Yes, even fine-art prices have been slashed in this economy.
Sarasota’s independent art retailers are hoping lower prices will appeal to cash-strapped patrons who still want one-of-a-kind pieces without compromising their wallets or tastes.
In light of declining art sales, Allyn Gallup, of Allyn Gallup Contemporary Art, has rolled out an affordable summer art showcase, featuring works by local artists Jean Blackburn, George Pappas and Joyce Ely-Walker.
More than 50 pieces in the showcase have been priced at $1,500 or less.
“I would be less than truthful if I didn’t say art galleries weren’t hurting,” Gallup says. “Like any other business that requires discretionary income, we’re affected by the economy. The idea behind this show is to encourage people to acquire art even if they’re only able to spend $1,000.”
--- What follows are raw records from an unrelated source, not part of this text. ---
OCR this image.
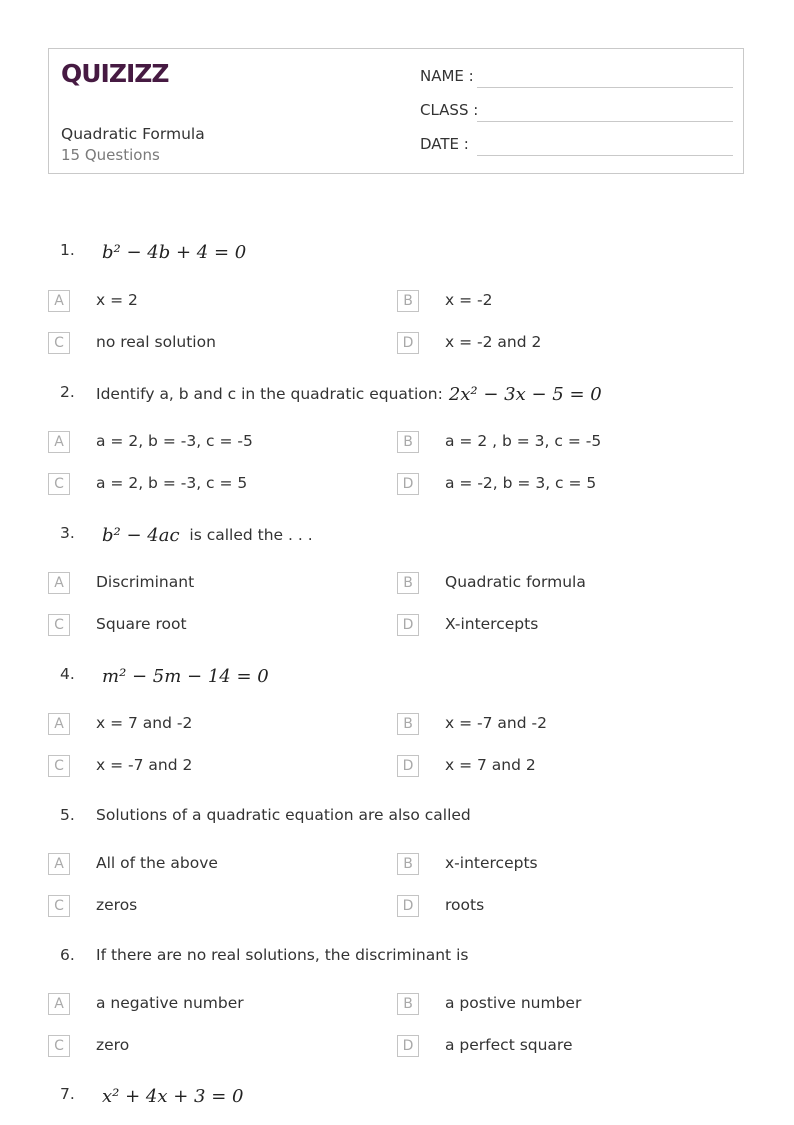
QUIZIZZ
Quadratic Formula
15 Questions
NAME :
CLASS :
DATE :
1.	b² − 4b + 4 = 0
A	x = 2	B	x = -2
C	no real solution	D	x = -2 and 2
2. Identify a, b and c in the quadratic equation: 2x² − 3x − 5 = 0
A	a = 2, b = -3, c = -5	B	a = 2 , b = 3, c = -5
C	a = 2, b = -3, c = 5	D	a = -2, b = 3, c = 5
3.	b² − 4ac is called the . . .
A	Discriminant	B	Quadratic formula
C	Square root	D	X-intercepts
4.	m² − 5m − 14 = 0
A	x = 7 and -2	B	x = -7 and -2
C	x = -7 and 2	D	x = 7 and 2
5. Solutions of a quadratic equation are also called
A	All of the above	B	x-intercepts
C	zeros	D	roots
6. If there are no real solutions, the discriminant is
A	a negative number	B	a postive number
C	zero	D	a perfect square
7.	x² + 4x + 3 = 0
Although many of Gallup’s clients’ incomes have been unaffected by the recession, the country’s current penny-pinching consciousness has impacted even the wealthiest art patrons in town.
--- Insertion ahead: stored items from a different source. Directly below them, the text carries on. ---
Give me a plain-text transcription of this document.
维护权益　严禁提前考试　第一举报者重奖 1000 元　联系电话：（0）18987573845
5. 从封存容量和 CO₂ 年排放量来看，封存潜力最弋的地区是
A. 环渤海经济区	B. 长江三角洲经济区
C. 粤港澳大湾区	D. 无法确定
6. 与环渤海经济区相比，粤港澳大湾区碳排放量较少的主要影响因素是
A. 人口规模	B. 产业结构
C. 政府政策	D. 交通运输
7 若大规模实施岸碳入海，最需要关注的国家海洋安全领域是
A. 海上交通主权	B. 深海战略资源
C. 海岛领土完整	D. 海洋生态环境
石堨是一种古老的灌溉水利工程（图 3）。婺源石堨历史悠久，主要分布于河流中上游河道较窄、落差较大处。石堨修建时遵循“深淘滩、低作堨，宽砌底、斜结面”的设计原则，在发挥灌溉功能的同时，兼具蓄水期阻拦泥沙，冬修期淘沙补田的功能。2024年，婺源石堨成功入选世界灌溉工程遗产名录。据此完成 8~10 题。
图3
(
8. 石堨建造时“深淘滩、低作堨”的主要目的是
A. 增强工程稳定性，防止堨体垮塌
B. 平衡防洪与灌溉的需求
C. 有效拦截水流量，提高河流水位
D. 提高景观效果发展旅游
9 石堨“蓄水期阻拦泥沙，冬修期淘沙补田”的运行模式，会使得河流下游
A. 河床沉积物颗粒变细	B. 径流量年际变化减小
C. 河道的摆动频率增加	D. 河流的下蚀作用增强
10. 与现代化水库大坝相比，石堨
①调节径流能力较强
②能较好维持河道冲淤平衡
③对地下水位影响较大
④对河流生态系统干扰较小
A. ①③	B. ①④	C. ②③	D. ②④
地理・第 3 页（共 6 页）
“We see this happen across many high-end markets,” Gallup says. “People are under pressure and so it spreads.”
Lido Key artist Florence Putterman agrees. Putterman, whose work is included in this summer’s affordable art show, says thriftiness among Sarasota professionals is beginning to correct the art industry’s once-extraordinary prices.
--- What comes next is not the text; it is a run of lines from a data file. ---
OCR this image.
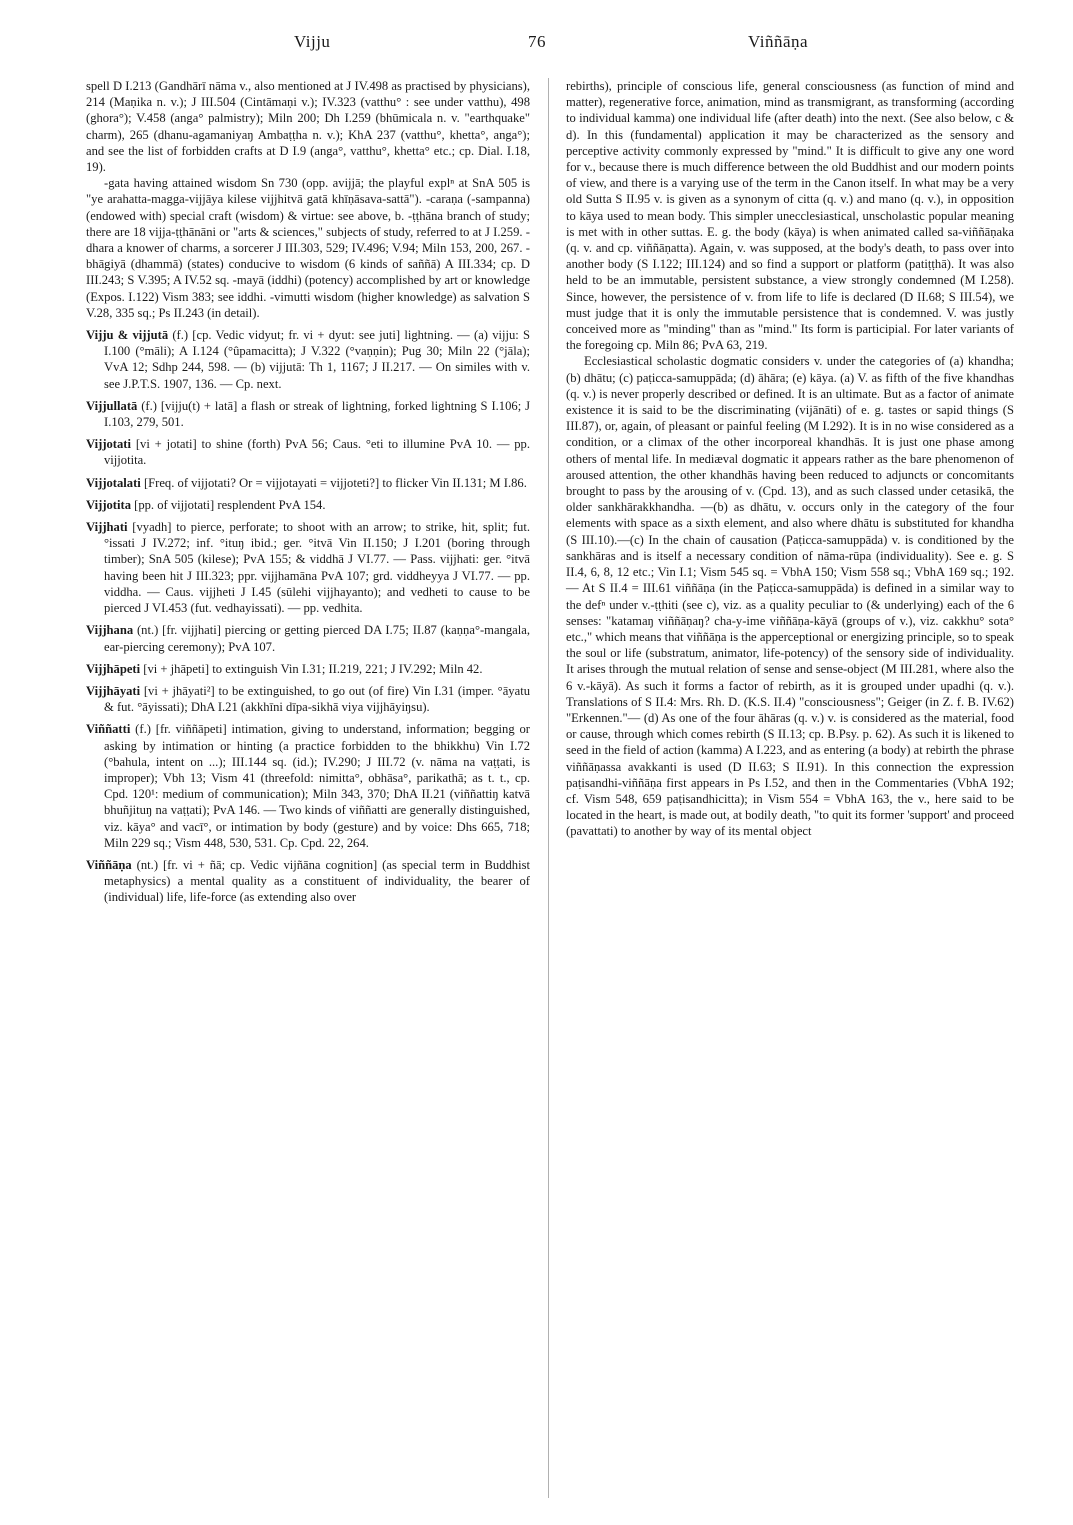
Vijju	76	Viññāṇa

spell D I.213 (Gandhārī nāma v., also mentioned at J IV.498 as practised by physicians), 214 (Maṇika n. v.); J III.504 (Cintāmaṇi v.); IV.323 (vatthu° : see under vatthu), 498 (ghora°); V.458 (anga° palmistry); Miln 200; Dh I.259 (bhūmicala n. v. "earthquake" charm), 265 (dhanu-agamaniyaŋ Ambaṭṭha n. v.); KhA 237 (vatthu°, khetta°, anga°); and see the list of forbidden crafts at D I.9 (anga°, vatthu°, khetta° etc.; cp. Dial. I.18, 19).

-gata having attained wisdom Sn 730 (opp. avijjā; the playful explⁿ at SnA 505 is "ye arahatta-magga-vijjāya kilese vijjhitvā gatā khīṇāsava-sattā"). -caraṇa (-sampanna) (endowed with) special craft (wisdom) & virtue: see above, b. -ṭṭhāna branch of study; there are 18 vijja-ṭṭhānāni or "arts & sciences," subjects of study, referred to at J I.259. -dhara a knower of charms, a sorcerer J III.303, 529; IV.496; V.94; Miln 153, 200, 267. -bhāgiyā (dhammā) (states) conducive to wisdom (6 kinds of saññā) A III.334; cp. D III.243; S V.395; A IV.52 sq. -mayā (iddhi) (potency) accomplished by art or knowledge (Expos. I.122) Vism 383; see iddhi. -vimutti wisdom (higher knowledge) as salvation S V.28, 335 sq.; Ps II.243 (in detail).

Vijju & vijjutā (f.) [cp. Vedic vidyut; fr. vi + dyut: see juti] lightning. — (a) vijju: S I.100 (°māli); A I.124 (°ûpamacitta); J V.322 (°vaṇṇin); Pug 30; Miln 22 (°jāla); VvA 12; Sdhp 244, 598. — (b) vijjutā: Th 1, 1167; J II.217. — On similes with v. see J.P.T.S. 1907, 136. — Cp. next.

Vijjullatā (f.) [vijju(t) + latā] a flash or streak of lightning, forked lightning S I.106; J I.103, 279, 501.

Vijjotati [vi + jotati] to shine (forth) PvA 56; Caus. °eti to illumine PvA 10. — pp. vijjotita.

Vijjotalati [Freq. of vijjotati? Or = vijjotayati = vijjoteti?] to flicker Vin II.131; M I.86.

Vijjotita [pp. of vijjotati] resplendent PvA 154.

Vijjhati [vyadh] to pierce, perforate; to shoot with an arrow; to strike, hit, split; fut. °issati J IV.272; inf. °ituŋ ibid.; ger. °itvā Vin II.150; J I.201 (boring through timber); SnA 505 (kilese); PvA 155; & viddhā J VI.77. — Pass. vijjhati: ger. °itvā having been hit J III.323; ppr. vijjhamāna PvA 107; grd. viddheyya J VI.77. — pp. viddha. — Caus. vijjheti J I.45 (sūlehi vijjhayanto); and vedheti to cause to be pierced J VI.453 (fut. vedhayissati). — pp. vedhita.

Vijjhana (nt.) [fr. vijjhati] piercing or getting pierced DA I.75; II.87 (kaṇṇa°-mangala, ear-piercing ceremony); PvA 107.

Vijjhāpeti [vi + jhāpeti] to extinguish Vin I.31; II.219, 221; J IV.292; Miln 42.

Vijjhāyati [vi + jhāyati²] to be extinguished, to go out (of fire) Vin I.31 (imper. °āyatu & fut. °āyissati); DhA I.21 (akkhīni dīpa-sikhā viya vijjhāyiŋsu).

Viññatti (f.) [fr. viññāpeti] intimation, giving to understand, information; begging or asking by intimation or hinting (a practice forbidden to the bhikkhu) Vin I.72 (°bahula, intent on ...); III.144 sq. (id.); IV.290; J III.72 (v. nāma na vaṭṭati, is improper); Vbh 13; Vism 41 (threefold: nimitta°, obhāsa°, parikathā; as t. t., cp. Cpd. 120¹: medium of communication); Miln 343, 370; DhA II.21 (viññattiŋ katvā bhuñjituŋ na vaṭṭati); PvA 146. — Two kinds of viññatti are generally distinguished, viz. kāya° and vacī°, or intimation by body (gesture) and by voice: Dhs 665, 718; Miln 229 sq.; Vism 448, 530, 531. Cp. Cpd. 22, 264.

Viññāṇa (nt.) [fr. vi + ñā; cp. Vedic vijñāna cognition] (as special term in Buddhist metaphysics) a mental quality as a constituent of individuality, the bearer of (individual) life, life-force (as extending also over

rebirths), principle of conscious life, general consciousness (as function of mind and matter), regenerative force, animation, mind as transmigrant, as transforming (according to individual kamma) one individual life (after death) into the next. (See also below, c & d). In this (fundamental) application it may be characterized as the sensory and perceptive activity commonly expressed by "mind." It is difficult to give any one word for v., because there is much difference between the old Buddhist and our modern points of view, and there is a varying use of the term in the Canon itself. In what may be a very old Sutta S II.95 v. is given as a synonym of citta (q. v.) and mano (q. v.), in opposition to kāya used to mean body. This simpler unecclesiastical, unscholastic popular meaning is met with in other suttas. E. g. the body (kāya) is when animated called sa-viññāṇaka (q. v. and cp. viññāṇatta). Again, v. was supposed, at the body's death, to pass over into another body (S I.122; III.124) and so find a support or platform (patiṭṭhā). It was also held to be an immutable, persistent substance, a view strongly condemned (M I.258). Since, however, the persistence of v. from life to life is declared (D II.68; S III.54), we must judge that it is only the immutable persistence that is condemned. V. was justly conceived more as "minding" than as "mind." Its form is participial. For later variants of the foregoing cp. Miln 86; PvA 63, 219.

Ecclesiastical scholastic dogmatic considers v. under the categories of (a) khandha; (b) dhātu; (c) paṭicca-samuppāda; (d) āhāra; (e) kāya. (a) V. as fifth of the five khandhas (q. v.) is never properly described or defined. It is an ultimate. But as a factor of animate existence it is said to be the discriminating (vijānāti) of e. g. tastes or sapid things (S III.87), or, again, of pleasant or painful feeling (M I.292). It is in no wise considered as a condition, or a climax of the other incorporeal khandhās. It is just one phase among others of mental life. In mediæval dogmatic it appears rather as the bare phenomenon of aroused attention, the other khandhās having been reduced to adjuncts or concomitants brought to pass by the arousing of v. (Cpd. 13), and as such classed under cetasikā, the older sankhārakkhandha. —(b) as dhātu, v. occurs only in the category of the four elements with space as a sixth element, and also where dhātu is substituted for khandha (S III.10).—(c) In the chain of causation (Paṭicca-samuppāda) v. is conditioned by the sankhāras and is itself a necessary condition of nāma-rūpa (individuality). See e. g. S II.4, 6, 8, 12 etc.; Vin I.1; Vism 545 sq. = VbhA 150; Vism 558 sq.; VbhA 169 sq.; 192. — At S II.4 = III.61 viññāṇa (in the Paṭicca-samuppāda) is defined in a similar way to the defⁿ under v.-ṭṭhiti (see c), viz. as a quality peculiar to (& underlying) each of the 6 senses: "katamaŋ viññāṇaŋ? cha-y-ime viññāṇa-kāyā (groups of v.), viz. cakkhu° sota° etc.," which means that viññāṇa is the apperceptional or energizing principle, so to speak the soul or life (substratum, animator, life-potency) of the sensory side of individuality. It arises through the mutual relation of sense and sense-object (M III.281, where also the 6 v.-kāyā). As such it forms a factor of rebirth, as it is grouped under upadhi (q. v.). Translations of S II.4: Mrs. Rh. D. (K.S. II.4) "consciousness"; Geiger (in Z. f. B. IV.62) "Erkennen."— (d) As one of the four āhāras (q. v.) v. is considered as the material, food or cause, through which comes rebirth (S II.13; cp. B.Psy. p. 62). As such it is likened to seed in the field of action (kamma) A I.223, and as entering (a body) at rebirth the phrase viññāṇassa avakkanti is used (D II.63; S II.91). In this connection the expression paṭisandhi-viññāṇa first appears in Ps I.52, and then in the Commentaries (VbhA 192; cf. Vism 548, 659 paṭisandhicitta); in Vism 554 = VbhA 163, the v., here said to be located in the heart, is made out, at bodily death, "to quit its former 'support' and proceed (pavattati) to another by way of its mental object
Putterman draws an obvious correlation between the escalating cost of fine art and Florida’s real-estate boom in the early 2000s.
“The price of art just mushroomed,” Putterman says. “Department stores were charging interior designers outrageous prices for work. Things just got out of hand, and I think what we’re seeing now is a correction.
Maybe a little bit of an overcorrection, but things will settle down eventually.”